Tuesday, March 17, 2009

Our Story

Hi, I'm Lisa. My fiance Jonathan and I were overjoyed upon the arrival of our beautiful baby girl, Zoe Simone- on Sunday, September 23rd 2007. She was perfect in every way- from her tiny little fingers down to her pudgy little toes. We were immediately in love with her, and have been ever since. Our journey began on that day with Zoe's first newborn hearing screening test. The nurse explained that many c-section babies would not pass this test, and that we should not be concerned even if she did not pass it for several weeks following her birth, because her inner ear would retain some of the ambiotic fluid she lived in all those months. So, she failed the first test, and the second before we left the hospital.

We didn't give it a lot of thought- we just scheduled another screening several weeks down the road to give her time to get rid of that fluid in her ears, and happily strapped our new bundle of joy in her pretty pink carseat and took her home. Zoe was a wonderful baby- she slept through the night when she was just a few weeks old, ate well, and seemed to be doing well. She was always in the 90th percentile for her height and weight. She did everything a normal infant would do. We had no idea what was in store for her, for us.

We took her to an audiologist for the first of many times when she was a few weeks old. She once again failed the standard OAE test. The audiologist was not very concerned because of her age, and scheduled another test for January 2008. I was a little concerned at that point, but eased by the passive attitudes of the doctors. At 4 months old, we returned to the Audiologist for a follow up OAE test. To my relief, Zoe passed that test with flying colors. I left the office relieved and blissfully unaware of what the future held for my baby.

Months passed, Zoe grew- and developed chronic ear infections. She seemed to be on antibiotics all the time from the time she was 4 months old until after she turned one. Ear infections are common, and I took this as just part of having a baby. I had also begun to notice that she didn't really talk like other babies her age. Her vocal sounds were limited to cooing and long vowel sounds- not actual words. Other babies her age had 5-10 recognizable words. She had said "da-da" very clearly for several weeks/months- then nothing. She stopped saying that completely. Then she finally picked up "ma-ma" and i was thrilled! However, by her first birthday, this was still the only word in her vocabulary.

Our pediatrican was concerned at the frequency of the infections and Zoe's lack of vocabulary and wanted to have her ears looked at again. Shockingly, this time Zoe failed the hearing test. At this point, I was confused and scared. The audiologist said she thought Zoe was still retaining fluid in her ears, the same thing that caused all of the ear infections. She suggested we see an ENT to explore the option of tubes in her ears to allow the fluid to drain, alleviate the infections and help her to hear clearly. Which, to me, if that was the worst that was going to happen, I was fine with that. Excited, we took her to the ENT for an evaluation. The ENT said she had no fluid behind her ears, and refused to operate on her. My heart sank. Why is she failing her hearing tests, then? I was desperate for answers.

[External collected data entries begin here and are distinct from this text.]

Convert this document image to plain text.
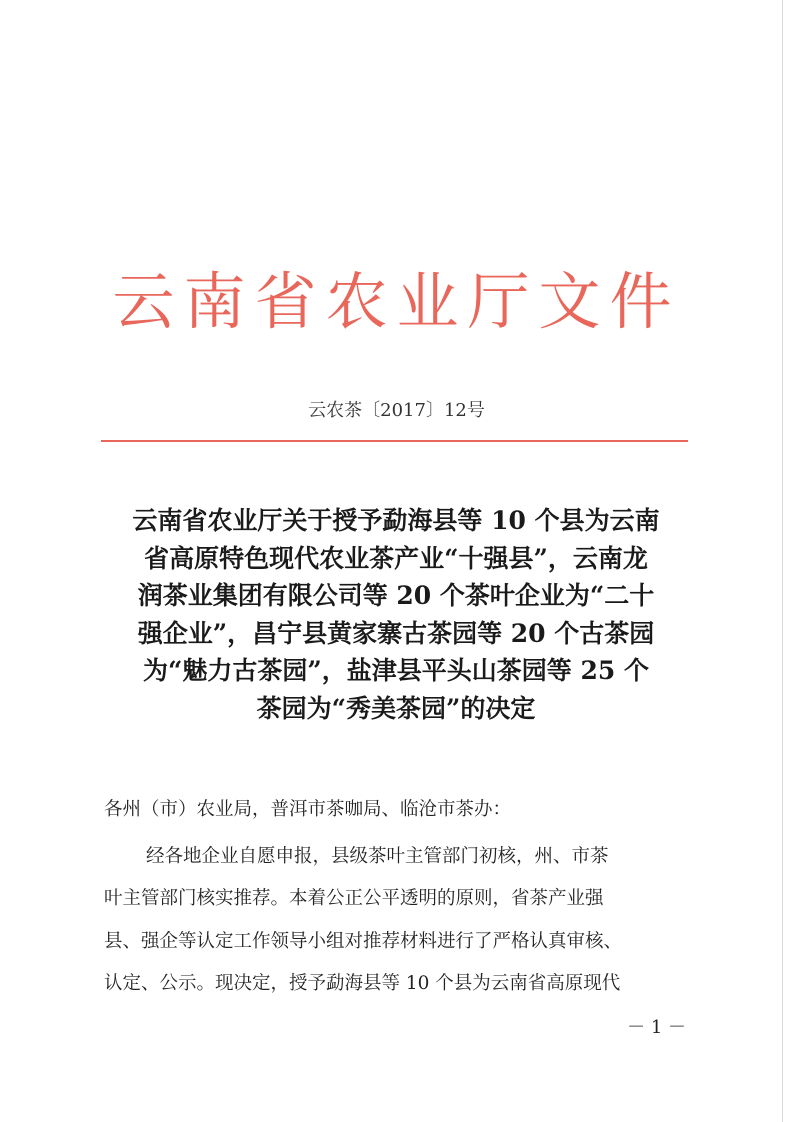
云南省农业厅文件
云农茶〔2017〕12号
云南省农业厅关于授予勐海县等 10 个县为云南
省高原特色现代农业茶产业“十强县”，云南龙
润茶业集团有限公司等 20 个茶叶企业为“二十
强企业”，昌宁县黄家寨古茶园等 20 个古茶园
为“魅力古茶园”，盐津县平头山茶园等 25 个
茶园为“秀美茶园”的决定
各州（市）农业局，普洱市茶咖局、临沧市茶办：
经各地企业自愿申报，县级茶叶主管部门初核，州、市茶
叶主管部门核实推荐。本着公正公平透明的原则，省茶产业强
县、强企等认定工作领导小组对推荐材料进行了严格认真审核、
认定、公示。现决定，授予勐海县等 10 个县为云南省高原现代
－ 1 －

By the time Zoe was 16 months old, we were referred to YET ANOTHER audiologist in Annapolis, hoping she could figure out why Zoe was having mixed results. She performed another OAE test. From there, it was like a freight train- the diagnosis and information came at us hard and fast, and it has not stopped since. Zoe's audiogram showed a moderate to severe hearing loss in both ears. She will have to, at best- wear hearing aids for the rest of her life. They had already fitted her and made mold impressions. I was at work that day, and unable to attend the appointment. My fiance called me with the news- I broke down. I sobbed so hard I made myself sick. I left work for the day and could barely drive home. In the coming days and weeks, I flew through the stages of grief so fast, I thought I might go crazy. Denial, Anger, Depression. Denial, Denial, Depression. I could not get past this life altering news. It was like someone knocked the wind out of me. I still have not passed the anger or depression phase, but have moved more into the acceptance phase each day.